VM availability information in Azure Resource Graph
Azure Resource Graph is an Azure service that allows you to use the same KQL query language used in log queries to query your Azure resources at scale with complex filtering, grouping, and sorting by resource properties. You can use VM health annotations to Azure Resource Graph (ARG) for detailed failure attribution and downtime analysis including the following:
- Query the latest snapshot of VM availability together across all your Azure subscriptions.
- Assess the impact to business SLAs and trigger decisive mitigation actions, in response to disruptions and type of failure signature.
- Set up custom dashboards to supervise the comprehensive health of applications by joining VM availability information with additional resource metadata in Resource Graph.
- Track relevant changes in VM availability across a rolling 14 days window, by using the change tracking mechanism for conducting detailed investigations.
To get started with Resource Graph, open Resource Graph Explorer in the Azure portal. Select the Table tab and have a look at the microsoft.resourcehealth/availabilitystatuses and microsoft.resourcehealth/resourceannotations tables which are described below. Click on healthresources to create a simple query and then click Run to return the records.
To view the details for a record, scroll to the right and select See details.
There will be two types of events populated in the HealthResources table:
microsoft.resourcehealth/availabilitystatuses
This event denotes the latest availability status of a VM, based on the health checks performed by the underlying Azure platform.

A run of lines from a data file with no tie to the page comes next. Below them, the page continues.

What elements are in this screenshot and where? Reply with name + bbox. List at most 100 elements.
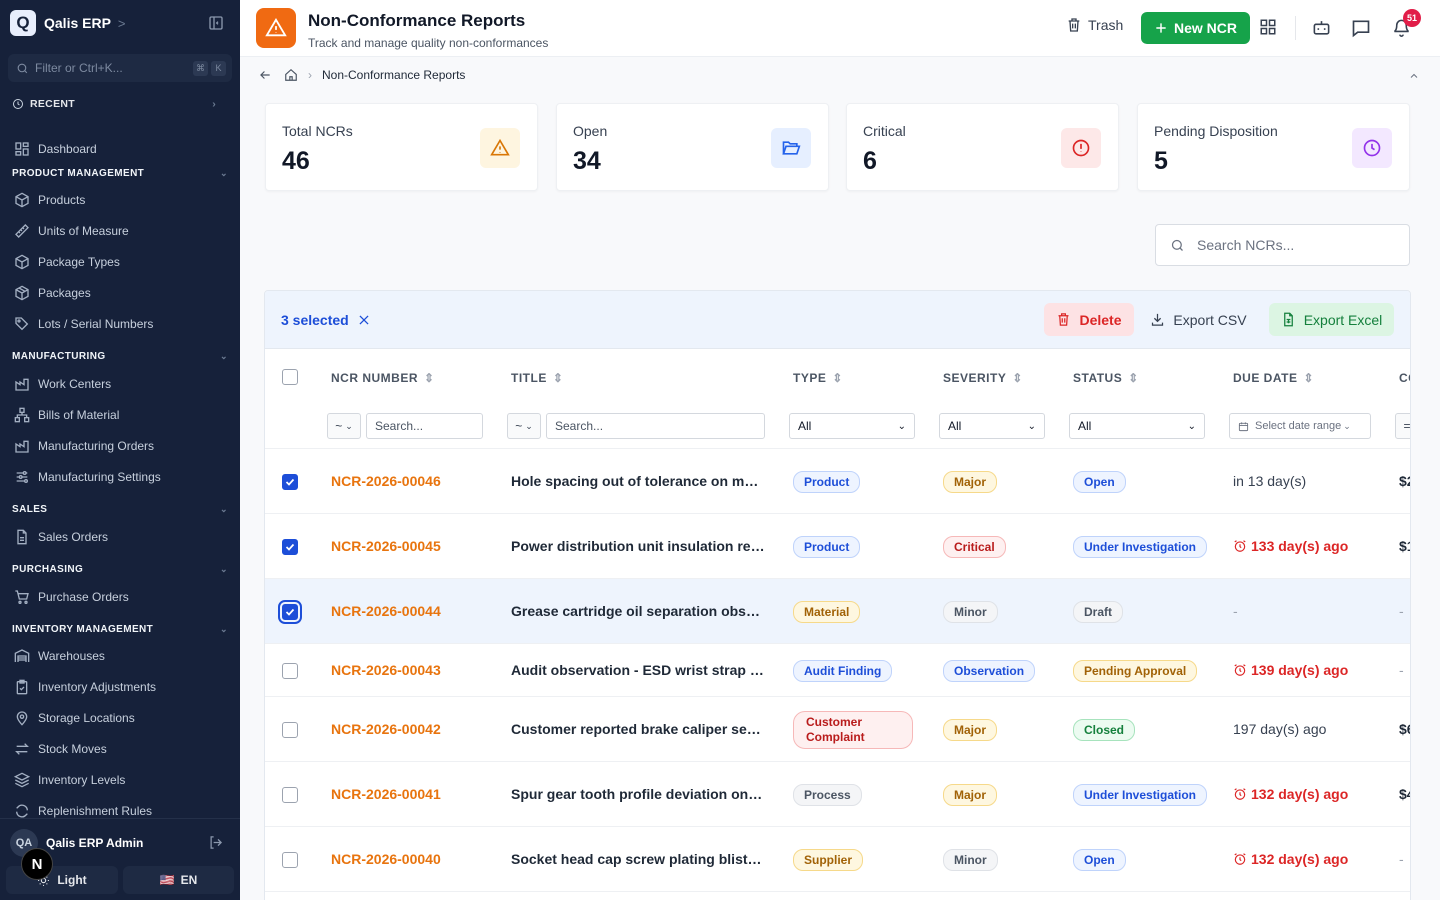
row-checkbox[interactable] (282, 852, 298, 868)
title-filter-input[interactable] (555, 419, 756, 433)
ncr-number-link[interactable]: NCR-2026-00040 (331, 851, 441, 867)
ncr-search-box[interactable] (1155, 224, 1410, 266)
chevron-down-icon: ⌄ (1027, 420, 1036, 432)
table-row[interactable]: NCR-2026-00046 Hole spacing out of toler… (265, 449, 1410, 514)
sidebar-item-inventory-adjustments[interactable]: Inventory Adjustments (14, 675, 230, 699)
sidebar-item-inventory-levels[interactable]: Inventory Levels (14, 768, 230, 792)
chevron-up-icon[interactable] (1408, 70, 1420, 82)
sidebar-item-units-of-measure[interactable]: Units of Measure (14, 219, 230, 243)
sidebar-item-lots-serial-numbers[interactable]: Lots / Serial Numbers (14, 312, 230, 336)
chat-icon[interactable] (1351, 18, 1371, 38)
sidebar-item-bills-of-material[interactable]: Bills of Material (14, 403, 230, 427)
ncr-number-filter-input[interactable] (375, 419, 474, 433)
section-inventory-management[interactable]: INVENTORY MANAGEMENT ⌄ (12, 624, 228, 635)
sidebar-filter-input[interactable]: Filter or Ctrl+K... ⌘ K (8, 54, 232, 82)
logout-icon[interactable] (208, 835, 223, 850)
status-badge: Draft (1073, 601, 1124, 623)
cost-filter-operator[interactable]: = (1395, 413, 1410, 439)
row-checkbox[interactable] (282, 787, 298, 803)
stat-card-open[interactable]: Open 34 (556, 103, 829, 191)
table-row[interactable]: NCR-2026-00042 Customer reported brake c… (265, 697, 1410, 762)
export-csv-button[interactable]: Export CSV (1145, 303, 1252, 336)
sidebar-item-packages[interactable]: Packages (14, 281, 230, 305)
operator-label: ~ (335, 419, 343, 433)
user-name: Qalis ERP Admin (46, 836, 144, 850)
status-filter-select[interactable]: All ⌄ (1069, 413, 1205, 439)
header-divider (1295, 16, 1296, 40)
language-button[interactable]: 🇺🇸 EN (123, 866, 234, 894)
severity-filter-select[interactable]: All ⌄ (939, 413, 1045, 439)
column-header-title[interactable]: TITLE ⇕ (511, 371, 563, 385)
column-header-ncr-number[interactable]: NCR NUMBER ⇕ (331, 371, 435, 385)
dev-indicator-badge[interactable]: N (21, 848, 53, 880)
stat-card-pending-disposition[interactable]: Pending Disposition 5 (1137, 103, 1410, 191)
sidebar-item-warehouses[interactable]: Warehouses (14, 644, 230, 668)
due-date-text: 132 day(s) ago (1251, 851, 1349, 867)
ncr-number-link[interactable]: NCR-2026-00046 (331, 473, 441, 489)
sidebar-item-work-centers[interactable]: Work Centers (14, 372, 230, 396)
column-header-type[interactable]: TYPE ⇕ (793, 371, 843, 385)
calendar-icon (1238, 421, 1249, 431)
ncr-number-link[interactable]: NCR-2026-00045 (331, 538, 441, 554)
sidebar-item-sales-orders[interactable]: Sales Orders (14, 525, 230, 549)
ncr-filter-operator[interactable]: ~ ⌄ (327, 413, 361, 439)
section-product-management[interactable]: PRODUCT MANAGEMENT ⌄ (12, 168, 228, 179)
ncr-search-input[interactable] (1197, 237, 1387, 253)
chevron-down-icon: ⌄ (525, 420, 533, 431)
sidebar-item-stock-moves[interactable]: Stock Moves (14, 737, 230, 761)
new-ncr-button[interactable]: New NCR (1141, 12, 1250, 44)
clear-selection-icon[interactable] (357, 313, 371, 327)
sidebar-item-storage-locations[interactable]: Storage Locations (14, 706, 230, 730)
title-filter-operator[interactable]: ~ ⌄ (507, 413, 541, 439)
table-row[interactable]: NCR-2026-00043 Audit observation - ESD w… (265, 644, 1410, 697)
table-row[interactable]: NCR-2026-00045 Power distribution unit i… (265, 514, 1410, 579)
ncr-number-link[interactable]: NCR-2026-00044 (331, 603, 441, 619)
chevron-down-icon: ⌄ (897, 420, 906, 432)
status-badge: Closed (1073, 719, 1136, 741)
trash-button[interactable]: Trash (1066, 17, 1123, 33)
export-excel-button[interactable]: Export Excel (1269, 303, 1394, 336)
sidebar-item-dashboard[interactable]: Dashboard (14, 137, 230, 161)
title-filter[interactable] (546, 413, 765, 439)
row-checkbox[interactable] (278, 600, 302, 624)
brand[interactable]: Q Qalis ERP > (10, 10, 126, 36)
grid-apps-icon[interactable] (1259, 18, 1277, 36)
home-icon[interactable] (284, 68, 298, 82)
ncr-number-link[interactable]: NCR-2026-00042 (331, 721, 441, 737)
column-header-cost[interactable]: CO (1399, 371, 1410, 385)
ncr-number-link[interactable]: NCR-2026-00041 (331, 786, 441, 802)
row-checkbox[interactable] (282, 722, 298, 738)
stat-card-total[interactable]: Total NCRs 46 (265, 103, 538, 191)
section-manufacturing[interactable]: MANUFACTURING ⌄ (12, 351, 228, 362)
section-purchasing[interactable]: PURCHASING ⌄ (12, 564, 228, 575)
row-checkbox[interactable] (282, 663, 298, 679)
sidebar-collapse-icon[interactable] (208, 15, 224, 31)
sidebar-item-manufacturing-orders[interactable]: Manufacturing Orders (14, 434, 230, 458)
date-range-placeholder: Select date range (1255, 420, 1342, 432)
ncr-number-filter[interactable] (366, 413, 483, 439)
back-arrow-icon[interactable] (258, 68, 272, 82)
bulk-delete-button[interactable]: Delete (1044, 303, 1134, 336)
stat-card-critical[interactable]: Critical 6 (846, 103, 1119, 191)
select-all-checkbox[interactable] (282, 369, 298, 385)
column-header-severity[interactable]: SEVERITY ⇕ (943, 371, 1023, 385)
row-checkbox[interactable] (282, 539, 298, 555)
table-row[interactable]: NCR-2026-00044 Grease cartridge oil sepa… (265, 579, 1410, 644)
sidebar-item-package-types[interactable]: Package Types (14, 250, 230, 274)
due-date-range-picker[interactable]: Select date range ⌄ (1229, 413, 1371, 439)
app-logo: Q (10, 10, 36, 36)
sidebar-item-purchase-orders[interactable]: Purchase Orders (14, 585, 230, 609)
recent-toggle[interactable]: RECENT › (12, 98, 216, 110)
column-header-status[interactable]: STATUS ⇕ (1073, 371, 1139, 385)
column-header-due-date[interactable]: DUE DATE ⇕ (1233, 371, 1314, 385)
sidebar-item-products[interactable]: Products (14, 188, 230, 212)
row-checkbox[interactable] (282, 474, 298, 490)
sidebar-item-manufacturing-settings[interactable]: Manufacturing Settings (14, 465, 230, 489)
ncr-number-link[interactable]: NCR-2026-00043 (331, 662, 441, 678)
table-row[interactable]: NCR-2026-00040 Socket head cap screw pla… (265, 827, 1410, 892)
type-filter-select[interactable]: All ⌄ (789, 413, 915, 439)
table-row[interactable]: NCR-2026-00041 Spur gear tooth profile d… (265, 762, 1410, 827)
section-sales[interactable]: SALES ⌄ (12, 504, 228, 515)
bot-icon[interactable] (1312, 18, 1331, 37)
column-label: STATUS (1073, 371, 1123, 385)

The availability states currently emitted for VMs are as follows:
- Available: The VM is up and running as expected.
- Unavailable: A disruption to the normal functioning of the VM has been detected.

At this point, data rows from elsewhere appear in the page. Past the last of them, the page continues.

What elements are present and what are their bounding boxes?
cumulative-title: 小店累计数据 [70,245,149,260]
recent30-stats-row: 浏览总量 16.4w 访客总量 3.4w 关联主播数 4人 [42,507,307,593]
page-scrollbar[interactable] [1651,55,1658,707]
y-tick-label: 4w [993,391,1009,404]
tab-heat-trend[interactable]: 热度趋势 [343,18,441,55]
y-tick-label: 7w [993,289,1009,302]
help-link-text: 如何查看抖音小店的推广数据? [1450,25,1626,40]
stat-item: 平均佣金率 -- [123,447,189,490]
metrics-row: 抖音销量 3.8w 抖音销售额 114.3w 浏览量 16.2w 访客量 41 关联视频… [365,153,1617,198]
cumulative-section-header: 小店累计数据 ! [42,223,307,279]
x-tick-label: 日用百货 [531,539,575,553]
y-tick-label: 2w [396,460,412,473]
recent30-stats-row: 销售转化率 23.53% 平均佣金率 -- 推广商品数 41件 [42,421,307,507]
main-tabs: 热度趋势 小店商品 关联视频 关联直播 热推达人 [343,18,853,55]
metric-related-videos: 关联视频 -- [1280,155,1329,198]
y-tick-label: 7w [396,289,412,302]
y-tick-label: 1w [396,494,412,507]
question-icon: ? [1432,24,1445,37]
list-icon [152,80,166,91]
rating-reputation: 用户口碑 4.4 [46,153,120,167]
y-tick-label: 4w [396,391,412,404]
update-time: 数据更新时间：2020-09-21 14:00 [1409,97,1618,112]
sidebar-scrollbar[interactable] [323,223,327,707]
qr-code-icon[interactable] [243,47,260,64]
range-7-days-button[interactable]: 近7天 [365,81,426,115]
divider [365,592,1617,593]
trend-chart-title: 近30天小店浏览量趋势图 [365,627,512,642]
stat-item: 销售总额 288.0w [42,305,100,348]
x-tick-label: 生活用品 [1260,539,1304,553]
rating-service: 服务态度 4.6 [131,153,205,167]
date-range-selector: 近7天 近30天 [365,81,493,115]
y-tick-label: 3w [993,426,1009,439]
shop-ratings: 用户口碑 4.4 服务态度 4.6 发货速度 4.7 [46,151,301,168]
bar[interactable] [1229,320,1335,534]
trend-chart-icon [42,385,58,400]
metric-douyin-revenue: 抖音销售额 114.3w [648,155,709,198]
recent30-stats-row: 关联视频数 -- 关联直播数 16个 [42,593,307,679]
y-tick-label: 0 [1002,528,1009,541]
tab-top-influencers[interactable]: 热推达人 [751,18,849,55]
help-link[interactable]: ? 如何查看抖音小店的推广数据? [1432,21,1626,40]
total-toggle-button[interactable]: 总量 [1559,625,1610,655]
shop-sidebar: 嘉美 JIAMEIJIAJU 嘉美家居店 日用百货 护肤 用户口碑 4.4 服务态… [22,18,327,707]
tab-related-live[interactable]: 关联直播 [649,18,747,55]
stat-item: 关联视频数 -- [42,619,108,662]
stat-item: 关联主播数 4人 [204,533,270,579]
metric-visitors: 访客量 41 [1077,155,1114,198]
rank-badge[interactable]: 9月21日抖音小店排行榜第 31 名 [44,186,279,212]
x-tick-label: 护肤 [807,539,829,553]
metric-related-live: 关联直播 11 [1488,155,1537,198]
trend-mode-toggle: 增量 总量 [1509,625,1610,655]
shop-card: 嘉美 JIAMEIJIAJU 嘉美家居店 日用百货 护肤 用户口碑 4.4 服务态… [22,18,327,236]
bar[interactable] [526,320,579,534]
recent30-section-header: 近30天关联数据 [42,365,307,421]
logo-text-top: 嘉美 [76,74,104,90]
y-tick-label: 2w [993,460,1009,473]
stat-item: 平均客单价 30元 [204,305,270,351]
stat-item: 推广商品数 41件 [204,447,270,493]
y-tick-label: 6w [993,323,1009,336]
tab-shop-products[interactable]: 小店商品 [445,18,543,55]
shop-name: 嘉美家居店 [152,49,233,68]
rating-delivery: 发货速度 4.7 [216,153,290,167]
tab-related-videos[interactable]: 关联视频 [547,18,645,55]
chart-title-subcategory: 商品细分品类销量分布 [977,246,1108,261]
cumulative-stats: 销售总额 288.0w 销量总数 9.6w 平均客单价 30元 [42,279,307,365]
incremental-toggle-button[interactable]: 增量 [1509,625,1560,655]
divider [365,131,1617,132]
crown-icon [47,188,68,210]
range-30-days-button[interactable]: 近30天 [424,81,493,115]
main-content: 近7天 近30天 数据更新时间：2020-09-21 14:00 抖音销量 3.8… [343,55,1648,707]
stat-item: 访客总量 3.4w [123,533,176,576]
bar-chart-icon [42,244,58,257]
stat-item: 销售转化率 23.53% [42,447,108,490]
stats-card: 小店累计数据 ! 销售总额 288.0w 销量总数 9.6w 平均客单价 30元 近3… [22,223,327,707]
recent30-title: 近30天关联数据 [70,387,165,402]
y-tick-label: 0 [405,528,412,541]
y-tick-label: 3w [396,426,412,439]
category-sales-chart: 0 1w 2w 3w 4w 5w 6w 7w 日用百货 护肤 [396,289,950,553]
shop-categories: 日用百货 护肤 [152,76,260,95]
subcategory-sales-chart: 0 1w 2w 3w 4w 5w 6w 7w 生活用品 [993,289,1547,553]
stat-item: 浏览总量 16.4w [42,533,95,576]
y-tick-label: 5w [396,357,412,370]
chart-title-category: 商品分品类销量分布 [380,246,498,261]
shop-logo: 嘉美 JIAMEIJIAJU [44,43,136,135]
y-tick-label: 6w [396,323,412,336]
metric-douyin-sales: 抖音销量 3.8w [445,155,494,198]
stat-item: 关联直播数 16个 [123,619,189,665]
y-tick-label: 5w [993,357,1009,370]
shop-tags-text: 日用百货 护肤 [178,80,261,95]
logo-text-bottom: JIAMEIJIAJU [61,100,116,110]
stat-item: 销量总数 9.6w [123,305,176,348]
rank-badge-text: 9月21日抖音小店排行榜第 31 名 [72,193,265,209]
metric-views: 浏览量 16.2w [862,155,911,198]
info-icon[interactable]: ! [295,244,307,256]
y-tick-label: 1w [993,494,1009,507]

- Unknown: The platform is unable to accurately detect the health of the VM. Check back in a few minutes.
The availability state is in the properties
field of the record which includes the following properties:
Field | Description |
---|---|
targetResourceType | Type of resource for which health data is flowing |
targetResourceId | Resource ID |
occurredTime | Timestamp when the latest availability state is emitted by the platform |
previousAvailabilityState | Previous availability state of the VM |
availabilityState | Current availability state of the VM |
A sample properties
value looks similar to the following:
{
"targetResourceType": "Microsoft.Compute/virtualMachines",
"targetResourceId": "/subscriptions/<subscriptionId>/resourceGroups/<ResourceGroupName>/providers/Microsoft.Compute/virtualMachines/<VMName>",
"occurredTime": "2022-10-11T11:13:59.9570000Z",
"previousAvailabilityState": "Available",
"availabilityState": "Unavailable"
}
microsoft.resourcehealth/resourceannotations
This event contextualizes any changes to VM availability, by detailing necessary failure attributes to help you investigate and mitigate the disruption as needed. The full list of VM health annotations are listed at [Resource Health virtual machine Health Annotations] (../service-health/resource-health-vm-annotation.md).

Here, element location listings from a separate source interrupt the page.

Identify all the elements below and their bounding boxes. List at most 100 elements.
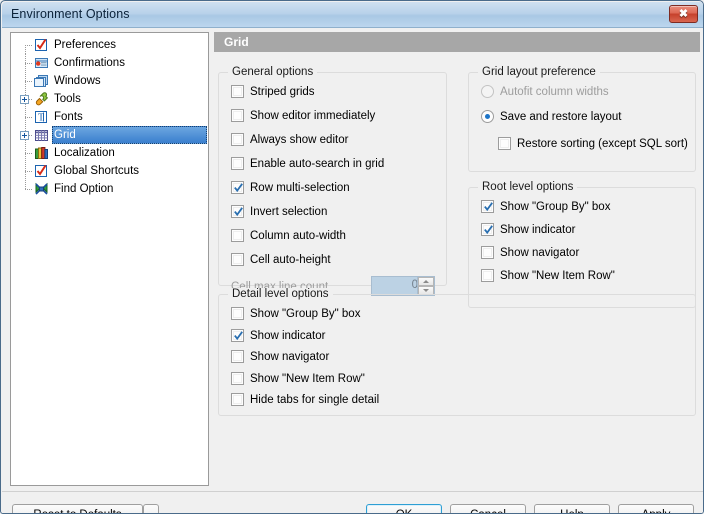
tree-expand-icon[interactable] [20,131,29,140]
tree-item-global-shortcuts[interactable]: Global Shortcuts [11,162,208,180]
checkbox-unchecked-icon[interactable] [231,253,244,266]
checkbox-root-show-group-by-box-label: Show "Group By" box [500,201,611,213]
checkbox-detail-show-group-by-box-label: Show "Group By" box [250,308,361,320]
tree-connector-branch [25,117,33,118]
checkbox-always-show-editor-label: Always show editor [250,134,349,146]
stepper-buttons [417,277,434,295]
ok-button[interactable]: OK [366,504,442,513]
checkbox-checked-icon[interactable] [231,181,244,194]
close-button[interactable]: ✖ [669,5,698,23]
reset-to-defaults-button[interactable]: Reset to Defaults [12,504,143,513]
checkbox-detail-show-indicator-label: Show indicator [250,329,326,342]
tools-puzzle-icon [34,92,49,106]
checkbox-checked-icon[interactable] [231,328,244,342]
checkbox-unchecked-icon[interactable] [231,350,244,363]
checkbox-checked-icon[interactable] [481,200,494,213]
apply-button[interactable]: Apply [618,504,694,513]
checkbox-unchecked-icon[interactable] [498,137,511,150]
check-mark-icon [484,202,493,212]
cancel-button[interactable]: Cancel [450,504,526,513]
checkbox-unchecked-icon[interactable] [231,229,244,242]
checkbox-unchecked-icon[interactable] [231,371,244,385]
page-header: Grid [214,32,700,52]
checkbox-checked-icon[interactable] [231,205,244,218]
checkbox-root-show-indicator-label: Show indicator [500,224,576,236]
tree-connector-line [25,45,26,54]
tree-connector-line [25,180,26,189]
help-button[interactable]: Help [534,504,610,513]
tree-connector-branch [25,171,33,172]
tree-item-label: Find Option [54,183,114,195]
checkbox-red-check-icon [34,164,49,178]
grid-layout-preference-group: Grid layout preference Autofit column wi… [468,66,696,172]
check-mark-icon [234,183,243,193]
checkbox-red-check-icon [34,38,49,52]
tree-item-preferences[interactable]: Preferences [11,36,208,54]
tree-item-localization[interactable]: Localization [11,144,208,162]
general-options-group: General options Striped grids Show editor… [218,66,447,296]
checkbox-checked-icon[interactable] [481,223,494,236]
tree-item-tools[interactable]: Tools [11,90,208,108]
checkbox-unchecked-icon[interactable] [481,269,494,282]
tree-item-label: Global Shortcuts [54,165,140,177]
radio-unselected-icon[interactable] [481,85,494,98]
tree-connector-branch [25,45,33,46]
tree-connector-branch [25,189,33,190]
reset-dropdown-button[interactable] [143,504,159,513]
cell-max-line-count-value: 0 [411,279,418,291]
tree-item-grid[interactable]: Grid [11,126,208,144]
settings-pane: Grid General options Striped grids Show e… [214,32,700,486]
checkbox-unchecked-icon[interactable] [231,307,244,320]
general-options-title: General options [228,66,318,78]
options-tree[interactable]: Preferences Confirmations Windows Tools T Fon… [10,32,209,486]
title-bar[interactable]: Environment Options ✖ [2,2,703,28]
grid-table-icon [34,128,49,142]
checkbox-row-multi-selection-label: Row multi-selection [250,182,350,194]
page-title: Grid [224,35,249,49]
chevron-down-icon [423,289,429,292]
checkbox-unchecked-icon[interactable] [231,109,244,122]
checkbox-restore-sorting-except-sql-sort-label: Restore sorting (except SQL sort) [517,138,688,150]
checkbox-unchecked-icon[interactable] [231,133,244,146]
tree-connector-branch [25,153,33,154]
tree-connector-branch [25,81,33,82]
window-title: Environment Options [11,7,130,21]
tree-item-confirmations[interactable]: Confirmations [11,54,208,72]
checkbox-detail-hide-tabs-for-single-detail-label: Hide tabs for single detail [250,394,380,406]
check-mark-icon [484,225,493,235]
checkbox-show-editor-immediately-label: Show editor immediately [250,110,376,122]
radio-save-and-restore-layout-label: Save and restore layout [500,111,622,123]
check-mark-icon [234,207,243,217]
tree-item-find-option[interactable]: Find Option [11,180,208,198]
checkbox-invert-selection-label: Invert selection [250,206,328,218]
tree-item-windows[interactable]: Windows [11,72,208,90]
checkbox-unchecked-icon[interactable] [481,246,494,259]
tree-item-label: Grid [54,129,76,141]
stepper-up-button[interactable] [418,277,434,286]
cell-max-line-count-stepper[interactable]: 0 [371,276,435,296]
detail-level-options-group: Detail level options Show "Group By" box… [218,288,696,416]
root-level-options-title: Root level options [478,181,578,193]
find-option-icon [34,182,49,196]
environment-options-window: Environment Options ✖ Preferences Confirm… [0,0,704,514]
tree-item-label: Windows [54,75,101,87]
localization-books-icon [34,146,49,160]
checkbox-unchecked-icon[interactable] [231,85,244,98]
detail-level-options-title: Detail level options [228,288,333,300]
tree-item-label: Confirmations [54,57,125,69]
checkbox-striped-grids-label: Striped grids [250,86,315,98]
button-bar: Reset to Defaults OK Cancel Help Apply [2,492,703,513]
chevron-up-icon [423,280,429,283]
checkbox-unchecked-icon[interactable] [231,157,244,170]
checkbox-root-show-new-item-row-label: Show "New Item Row" [500,270,615,282]
root-level-options-group: Root level options Show "Group By" box Sh… [468,181,696,308]
radio-autofit-column-widths-label: Autofit column widths [500,86,609,98]
radio-selected-icon[interactable] [481,110,494,123]
tree-item-label: Preferences [54,39,117,51]
font-T-icon: T [34,110,49,124]
tree-item-fonts[interactable]: T Fonts [11,108,208,126]
checkbox-unchecked-icon[interactable] [231,393,244,406]
tree-item-label: Fonts [54,111,83,123]
checkbox-column-auto-width-label: Column auto-width [250,230,346,242]
tree-expand-icon[interactable] [20,95,29,104]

These annotations can be broadly classified into the following:
- Downtime Annotations: Emitted when the platform detects VM availability transitioning to Unavailable. Examples include host crashes or reboot operations.
- Informational Annotations: Emitted during control plane activities with no impact to VM availability. Examples include VM allocation, stop, delete, start. Usually, no additional customer action is required in response.
- Degraded Annotations: Emitted when VM availability is detected to be at risk. Examples include when failure prediction models predict a degraded hardware component that can cause the VM to reboot at any given time. You should redeploy by the deadline specified in the annotation message to avoid any unanticipated loss of data or downtime.
Field | Description |
---|---|
targetResourceType | Type of resource for which health data is flowing |
targetResourceId | Resource ID |
occurredTime | Timestamp when the latest availability state is emitted by the platform |
annotationName | Name of the Annotation emitted |
reason | Brief overview of the availability impact observed by the customer |
category | Denotes whether the platform activity triggering the annotation was either planned maintenance or unplanned repair. This field is not applicable to customer/VM-initiated events. Possible values: Planned | Unplanned | Not Applicable | Null |
context | Denotes whether the activity triggering the annotation was due to an authorized user or process (customer initiated), due to the Azure platform (platform initiated), or due to activity in the guest OS that has resulted in availability impact (VM initiated). Possible values: Platform-Initiated | User-initiated | VM-initiated | Not Applicable | Null |
summary | Statement detailing the cause for annotation emission, along with remediation steps that can be taken by users |
See Azure Resource Graph sample queries by table for sample queries using this data.